Héritage d’un visionnaire

Que reste-t-il de l’ancien domaine du baron, baptisé Estérel en l’honneur d’un massif de la Côte d’Azur reconnu pour sa beauté sylvestre ? L’hôtel de la Pointe Bleue a été démoli en 2012. Le centre communautaire fut classé immeuble patrimonial en 2014. Quant au fameux sporting club, il est devenu l’hôtel Estérel à la fin des années 1950.

Et voilà qu’il connaît une nouvelle et double vie depuis 2012. Double parce qu’il réunit, sous le nom d’Estérel Resort, 200 suites avec foyer et cuisinette en deux hôtels-boutiques : Émotion, destiné aux couples, et Évolution, conçu pour les familles, ses suites pouvant accueillir jusqu’à quatre personnes.

Bordé par trois lacs et une forêt, le site est en lui-même de toute beauté. Pour en profiter, un centre d’activités met à la disposition des hôtes kayaks, pontons, raquettes et autres équipements au fil des saisons.

On peut aussi choisir de contempler le lac Dupuis et la nature environnante tout en macérant dans l’un des bassins extérieurs du spa nordique, tout simplement.

Bien au fait qu’un des piliers de tout séjour de villégiature est la gastronomie, l’établissement propose des expériences culinaires diverses dans ses trois restaurants. Mais pour un repas de haut vol, cap sur le bistro à Champlain, où le menu dégustation est composé de six services, chacun servi avec le vin qui lui convient parfaitement.

Le contraire serait étonnant car cette bonne table, qui reprend le nom du restaurant mythique de Sainte-Marguerite, se veut un hommage à son ancien propriétaire, Champlain Charest, un collectionneur de grands crus.

Pour la petite histoire, c’est avec son ami le peintre Jean-Paul Riopelle qu’il avait sauvé de la démolition le magasin général du village — son futur bistro !

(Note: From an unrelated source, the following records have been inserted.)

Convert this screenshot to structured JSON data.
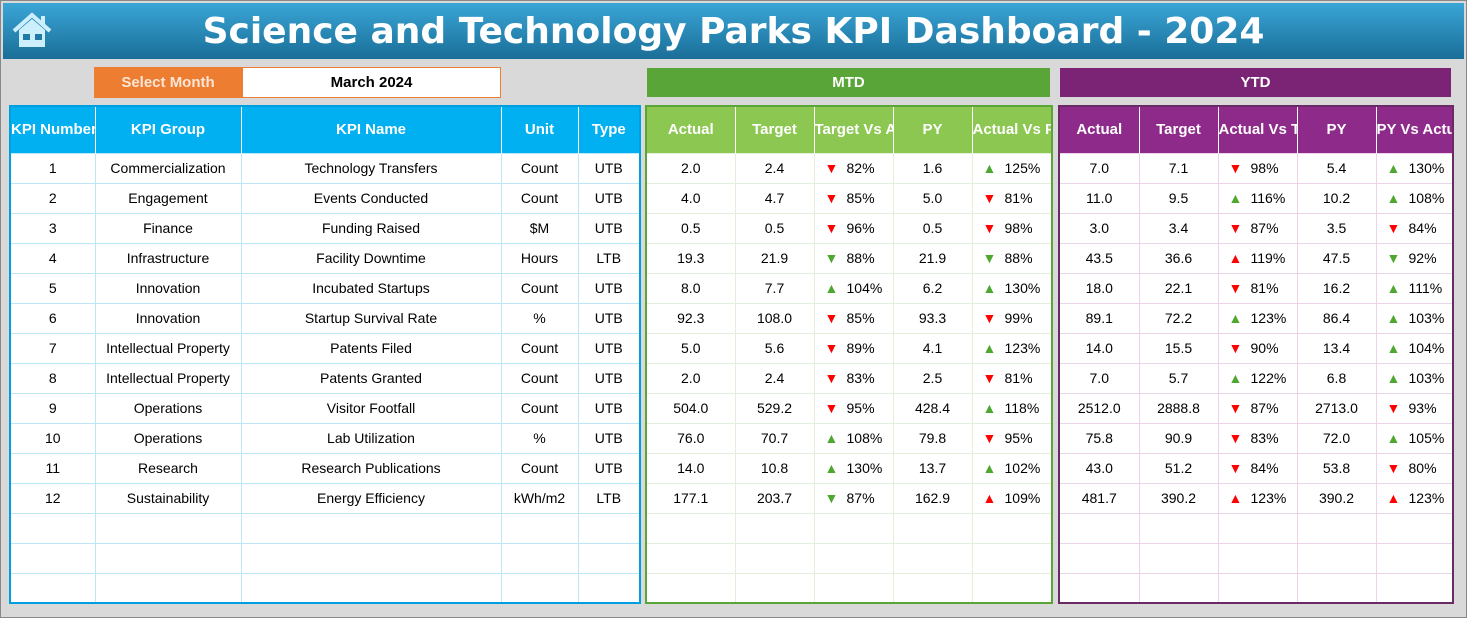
{
  "header": {
    "title": "Science and Technology Parks KPI Dashboard - 2024",
    "home_icon": "home-icon"
  },
  "selector": {
    "label": "Select Month",
    "value": "March 2024"
  },
  "sections": {
    "mtd": "MTD",
    "ytd": "YTD"
  },
  "colors": {
    "header": "#1a6e98",
    "select": "#ed7d31",
    "mtd": "#8cc751",
    "ytd": "#8e2a8a",
    "kpi": "#00b0f0",
    "good": "#4ea72e",
    "bad": "#ff0000"
  },
  "kpi_columns": [
    "KPI Number",
    "KPI Group",
    "KPI Name",
    "Unit",
    "Type"
  ],
  "mtd_columns": [
    "Actual",
    "Target",
    "Target Vs Actual",
    "PY",
    "Actual Vs PY"
  ],
  "ytd_columns": [
    "Actual",
    "Target",
    "Actual Vs Target",
    "PY",
    "PY Vs Actual"
  ],
  "rows": [
    {
      "kpi": [
        "1",
        "Commercialization",
        "Technology Transfers",
        "Count",
        "UTB"
      ],
      "mtd": [
        "2.0",
        "2.4",
        [
          "down",
          "bad",
          "82%"
        ],
        "1.6",
        [
          "up",
          "good",
          "125%"
        ]
      ],
      "ytd": [
        "7.0",
        "7.1",
        [
          "down",
          "bad",
          "98%"
        ],
        "5.4",
        [
          "up",
          "good",
          "130%"
        ]
      ]
    },
    {
      "kpi": [
        "2",
        "Engagement",
        "Events Conducted",
        "Count",
        "UTB"
      ],
      "mtd": [
        "4.0",
        "4.7",
        [
          "down",
          "bad",
          "85%"
        ],
        "5.0",
        [
          "down",
          "bad",
          "81%"
        ]
      ],
      "ytd": [
        "11.0",
        "9.5",
        [
          "up",
          "good",
          "116%"
        ],
        "10.2",
        [
          "up",
          "good",
          "108%"
        ]
      ]
    },
    {
      "kpi": [
        "3",
        "Finance",
        "Funding Raised",
        "$M",
        "UTB"
      ],
      "mtd": [
        "0.5",
        "0.5",
        [
          "down",
          "bad",
          "96%"
        ],
        "0.5",
        [
          "down",
          "bad",
          "98%"
        ]
      ],
      "ytd": [
        "3.0",
        "3.4",
        [
          "down",
          "bad",
          "87%"
        ],
        "3.5",
        [
          "down",
          "bad",
          "84%"
        ]
      ]
    },
    {
      "kpi": [
        "4",
        "Infrastructure",
        "Facility Downtime",
        "Hours",
        "LTB"
      ],
      "mtd": [
        "19.3",
        "21.9",
        [
          "down",
          "good",
          "88%"
        ],
        "21.9",
        [
          "down",
          "good",
          "88%"
        ]
      ],
      "ytd": [
        "43.5",
        "36.6",
        [
          "up",
          "bad",
          "119%"
        ],
        "47.5",
        [
          "down",
          "good",
          "92%"
        ]
      ]
    },
    {
      "kpi": [
        "5",
        "Innovation",
        "Incubated Startups",
        "Count",
        "UTB"
      ],
      "mtd": [
        "8.0",
        "7.7",
        [
          "up",
          "good",
          "104%"
        ],
        "6.2",
        [
          "up",
          "good",
          "130%"
        ]
      ],
      "ytd": [
        "18.0",
        "22.1",
        [
          "down",
          "bad",
          "81%"
        ],
        "16.2",
        [
          "up",
          "good",
          "111%"
        ]
      ]
    },
    {
      "kpi": [
        "6",
        "Innovation",
        "Startup Survival Rate",
        "%",
        "UTB"
      ],
      "mtd": [
        "92.3",
        "108.0",
        [
          "down",
          "bad",
          "85%"
        ],
        "93.3",
        [
          "down",
          "bad",
          "99%"
        ]
      ],
      "ytd": [
        "89.1",
        "72.2",
        [
          "up",
          "good",
          "123%"
        ],
        "86.4",
        [
          "up",
          "good",
          "103%"
        ]
      ]
    },
    {
      "kpi": [
        "7",
        "Intellectual Property",
        "Patents Filed",
        "Count",
        "UTB"
      ],
      "mtd": [
        "5.0",
        "5.6",
        [
          "down",
          "bad",
          "89%"
        ],
        "4.1",
        [
          "up",
          "good",
          "123%"
        ]
      ],
      "ytd": [
        "14.0",
        "15.5",
        [
          "down",
          "bad",
          "90%"
        ],
        "13.4",
        [
          "up",
          "good",
          "104%"
        ]
      ]
    },
    {
      "kpi": [
        "8",
        "Intellectual Property",
        "Patents Granted",
        "Count",
        "UTB"
      ],
      "mtd": [
        "2.0",
        "2.4",
        [
          "down",
          "bad",
          "83%"
        ],
        "2.5",
        [
          "down",
          "bad",
          "81%"
        ]
      ],
      "ytd": [
        "7.0",
        "5.7",
        [
          "up",
          "good",
          "122%"
        ],
        "6.8",
        [
          "up",
          "good",
          "103%"
        ]
      ]
    },
    {
      "kpi": [
        "9",
        "Operations",
        "Visitor Footfall",
        "Count",
        "UTB"
      ],
      "mtd": [
        "504.0",
        "529.2",
        [
          "down",
          "bad",
          "95%"
        ],
        "428.4",
        [
          "up",
          "good",
          "118%"
        ]
      ],
      "ytd": [
        "2512.0",
        "2888.8",
        [
          "down",
          "bad",
          "87%"
        ],
        "2713.0",
        [
          "down",
          "bad",
          "93%"
        ]
      ]
    },
    {
      "kpi": [
        "10",
        "Operations",
        "Lab Utilization",
        "%",
        "UTB"
      ],
      "mtd": [
        "76.0",
        "70.7",
        [
          "up",
          "good",
          "108%"
        ],
        "79.8",
        [
          "down",
          "bad",
          "95%"
        ]
      ],
      "ytd": [
        "75.8",
        "90.9",
        [
          "down",
          "bad",
          "83%"
        ],
        "72.0",
        [
          "up",
          "good",
          "105%"
        ]
      ]
    },
    {
      "kpi": [
        "11",
        "Research",
        "Research Publications",
        "Count",
        "UTB"
      ],
      "mtd": [
        "14.0",
        "10.8",
        [
          "up",
          "good",
          "130%"
        ],
        "13.7",
        [
          "up",
          "good",
          "102%"
        ]
      ],
      "ytd": [
        "43.0",
        "51.2",
        [
          "down",
          "bad",
          "84%"
        ],
        "53.8",
        [
          "down",
          "bad",
          "80%"
        ]
      ]
    },
    {
      "kpi": [
        "12",
        "Sustainability",
        "Energy Efficiency",
        "kWh/m2",
        "LTB"
      ],
      "mtd": [
        "177.1",
        "203.7",
        [
          "down",
          "good",
          "87%"
        ],
        "162.9",
        [
          "up",
          "bad",
          "109%"
        ]
      ],
      "ytd": [
        "481.7",
        "390.2",
        [
          "up",
          "bad",
          "123%"
        ],
        "390.2",
        [
          "up",
          "bad",
          "123%"
        ]
      ]
    }
  ]
}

Toujours est-il que l’Estérel Resort a acheté un lot de plus de 5000 bouteilles de la collection de l’oenophile — le mot est faible — et aménagé une cave pour héberger les Châteaux d’Yquem et autres Romanée-Conti.

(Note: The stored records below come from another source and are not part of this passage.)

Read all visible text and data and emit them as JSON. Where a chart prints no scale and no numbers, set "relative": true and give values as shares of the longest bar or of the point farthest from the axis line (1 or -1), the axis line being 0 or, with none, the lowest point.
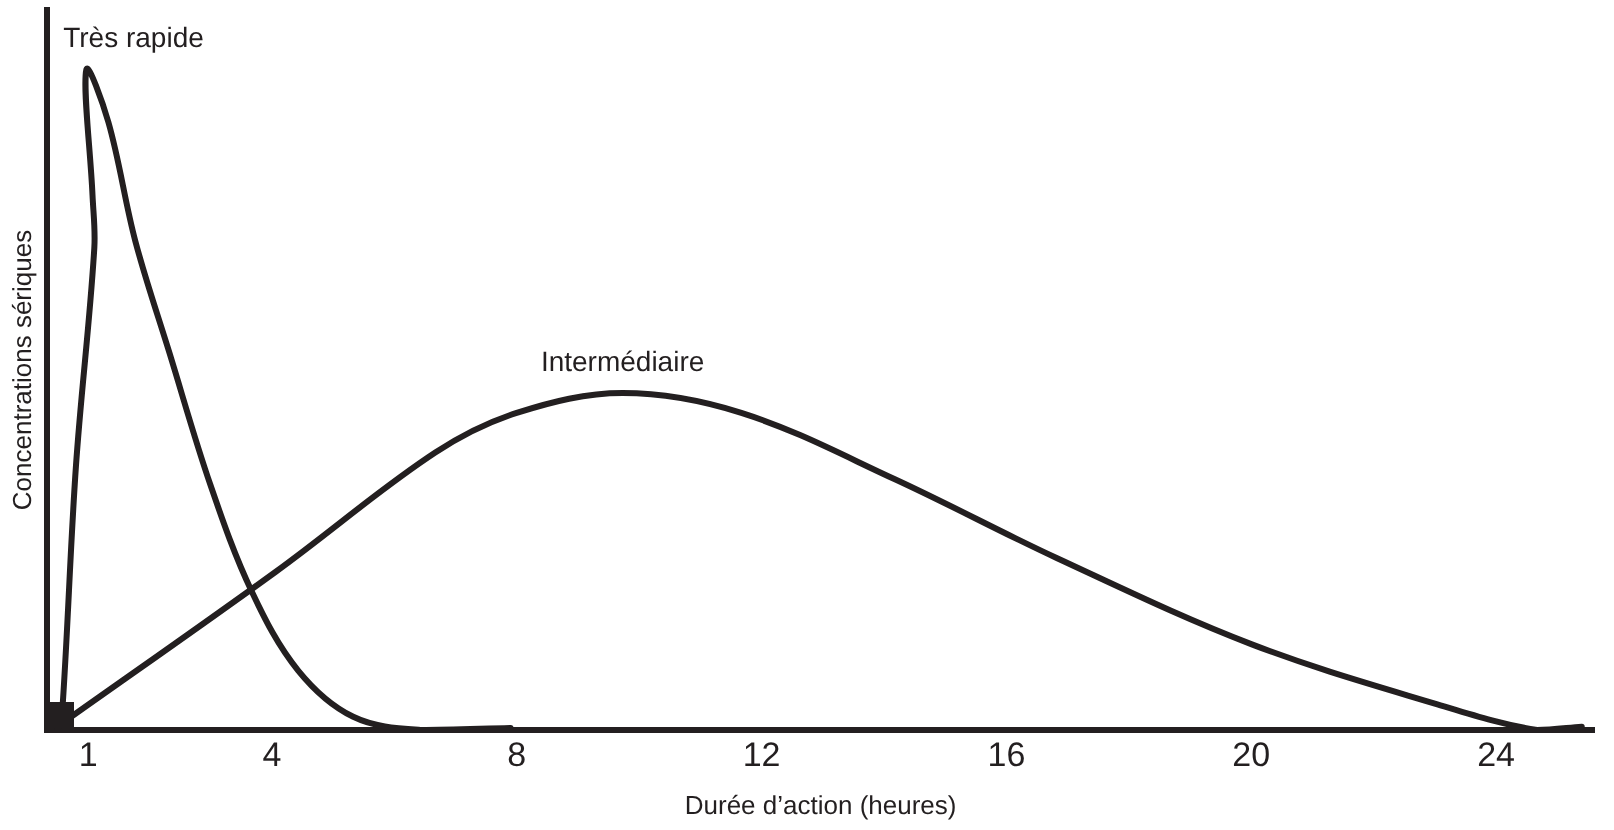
{
  "chart_data": {
    "type": "line",
    "relative": true,
    "xlabel": "Durée d’action (heures)",
    "ylabel": "Concentrations sériques",
    "xlim": [
      0.33,
      25.6
    ],
    "xticks": [
      1,
      4,
      8,
      12,
      16,
      20,
      24
    ],
    "grid": false,
    "legend": false,
    "marker": "none",
    "line_style": "solid",
    "series": [
      {
        "name": "Très rapide",
        "color": "#231f20",
        "x": [
          0.5,
          0.57,
          0.8,
          1.1,
          1.07,
          0.97,
          1.33,
          1.77,
          2.33,
          3.0,
          3.67,
          4.43,
          5.33,
          6.43,
          7.9
        ],
        "values": [
          0,
          0.02,
          0.4,
          0.73,
          0.81,
          1,
          0.92,
          0.74,
          0.57,
          0.37,
          0.21,
          0.09,
          0.02,
          0,
          0.003
        ]
      },
      {
        "name": "Intermédiaire",
        "color": "#231f20",
        "x": [
          0.57,
          4.07,
          6.67,
          8.0,
          9.73,
          11.67,
          14.17,
          16.83,
          20.0,
          23.0,
          24.67,
          25.4
        ],
        "values": [
          0.01,
          0.24,
          0.42,
          0.48,
          0.51,
          0.48,
          0.38,
          0.26,
          0.13,
          0.04,
          0,
          0.005
        ]
      }
    ]
  }
}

Après nous avoir décliné les plats au menu ce soir-là, notre serveur romantique attira notre attention sur le coucher du soleil sur le lac. Il évoqua la belle époque du sporting club et de ses nageurs, qui s’élançaient du haut d’un plongeoir baptisé « la girafe ».

Et il ne manqua pas d’ajouter avec fierté : « Et savez-vous que notre hôtel a enregistré un taux d’occupation de 100 % l’an dernier ? »

Effectivement, tout le mois d’août. Un rare exploit. Si le baron n’y est pour rien, il n’empêche qu’il avait vu juste quant au potentiel du site !

C’est dans l’un de ces chalets que le grand auteur belge George Simenon écrira trois romans, dont l’un de ses plus estimés, Trois chambres à Manhattan Selon Pierre Chartrand, de la Société d’histoire de Sainte-Marguerite-du-Lac- Masson, des chalets en bois rond faisaient partie du projet initial.